Today, consumers are more naturally curious about the provenance of their food and its method of production, and retailers have found a way to make these types of conversations part of the every day. More and more people want to know where their tomatoes were grown and who picked them. They also genuinely care about the quality of life of the cow that yielded that T-bone. But fewer customers think about the sustainability and origin of the seafood on the menu, otherthan perhaps where the fish were raised.

While some chefs are leading the charge and embracing sustainability at every level, others have been slower to come around on the subject.

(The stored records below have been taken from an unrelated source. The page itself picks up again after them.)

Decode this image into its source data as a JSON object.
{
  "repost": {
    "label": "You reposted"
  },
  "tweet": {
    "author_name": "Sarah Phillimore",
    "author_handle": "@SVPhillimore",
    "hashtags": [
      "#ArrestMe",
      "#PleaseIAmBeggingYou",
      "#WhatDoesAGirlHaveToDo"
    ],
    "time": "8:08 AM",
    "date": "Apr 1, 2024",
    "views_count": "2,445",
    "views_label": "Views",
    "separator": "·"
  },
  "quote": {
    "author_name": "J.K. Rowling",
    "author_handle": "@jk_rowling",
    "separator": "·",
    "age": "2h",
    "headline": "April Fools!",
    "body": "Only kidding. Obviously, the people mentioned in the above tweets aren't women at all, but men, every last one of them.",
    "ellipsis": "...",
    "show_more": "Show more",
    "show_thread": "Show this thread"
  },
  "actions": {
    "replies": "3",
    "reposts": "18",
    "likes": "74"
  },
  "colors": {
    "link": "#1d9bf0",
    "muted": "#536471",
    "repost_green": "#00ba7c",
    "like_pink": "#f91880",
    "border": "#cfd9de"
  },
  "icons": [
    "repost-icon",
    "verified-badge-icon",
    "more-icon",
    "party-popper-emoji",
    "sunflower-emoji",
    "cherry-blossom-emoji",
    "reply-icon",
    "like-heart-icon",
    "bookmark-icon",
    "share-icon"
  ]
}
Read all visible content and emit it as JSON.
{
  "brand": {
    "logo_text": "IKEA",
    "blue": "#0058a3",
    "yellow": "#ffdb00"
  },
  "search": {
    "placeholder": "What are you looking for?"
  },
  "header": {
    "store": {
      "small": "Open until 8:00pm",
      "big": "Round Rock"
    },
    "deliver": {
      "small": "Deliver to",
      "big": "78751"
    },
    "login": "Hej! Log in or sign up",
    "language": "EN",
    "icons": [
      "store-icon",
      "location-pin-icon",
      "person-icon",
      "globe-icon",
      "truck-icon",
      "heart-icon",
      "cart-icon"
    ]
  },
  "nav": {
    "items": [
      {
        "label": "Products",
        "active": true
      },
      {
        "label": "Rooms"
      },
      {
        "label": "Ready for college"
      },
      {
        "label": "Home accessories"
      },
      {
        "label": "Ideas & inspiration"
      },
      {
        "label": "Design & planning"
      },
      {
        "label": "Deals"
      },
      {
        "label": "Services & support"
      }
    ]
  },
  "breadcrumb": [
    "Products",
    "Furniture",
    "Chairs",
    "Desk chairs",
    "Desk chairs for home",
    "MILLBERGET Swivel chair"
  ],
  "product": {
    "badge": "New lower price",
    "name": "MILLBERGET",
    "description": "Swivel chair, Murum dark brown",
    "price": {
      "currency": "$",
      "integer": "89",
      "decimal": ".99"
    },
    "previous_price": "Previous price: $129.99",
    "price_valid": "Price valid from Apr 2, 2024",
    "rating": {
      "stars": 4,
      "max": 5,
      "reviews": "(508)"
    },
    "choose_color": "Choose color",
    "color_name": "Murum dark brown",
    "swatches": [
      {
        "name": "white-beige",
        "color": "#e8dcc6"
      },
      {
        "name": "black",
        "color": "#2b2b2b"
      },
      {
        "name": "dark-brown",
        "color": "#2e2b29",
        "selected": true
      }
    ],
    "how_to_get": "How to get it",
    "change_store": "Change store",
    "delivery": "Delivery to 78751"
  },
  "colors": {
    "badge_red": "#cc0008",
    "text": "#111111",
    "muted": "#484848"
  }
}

As Scott Nichols, PhD of aquaculture innovator, Verlasso, said, “We can’t keep depleting our oceans. To continue to eat fish, we need to raise them in an ecologically responsible manner, benefitting both the consumer and the species - not just capture them. With a current worldwide population exceeding seven billion people - estimates for 2050 push that number to nine billion - effectively sourcing quality fish has come to the forefront of the international discussion on sustainability.”"

Read the entire post here.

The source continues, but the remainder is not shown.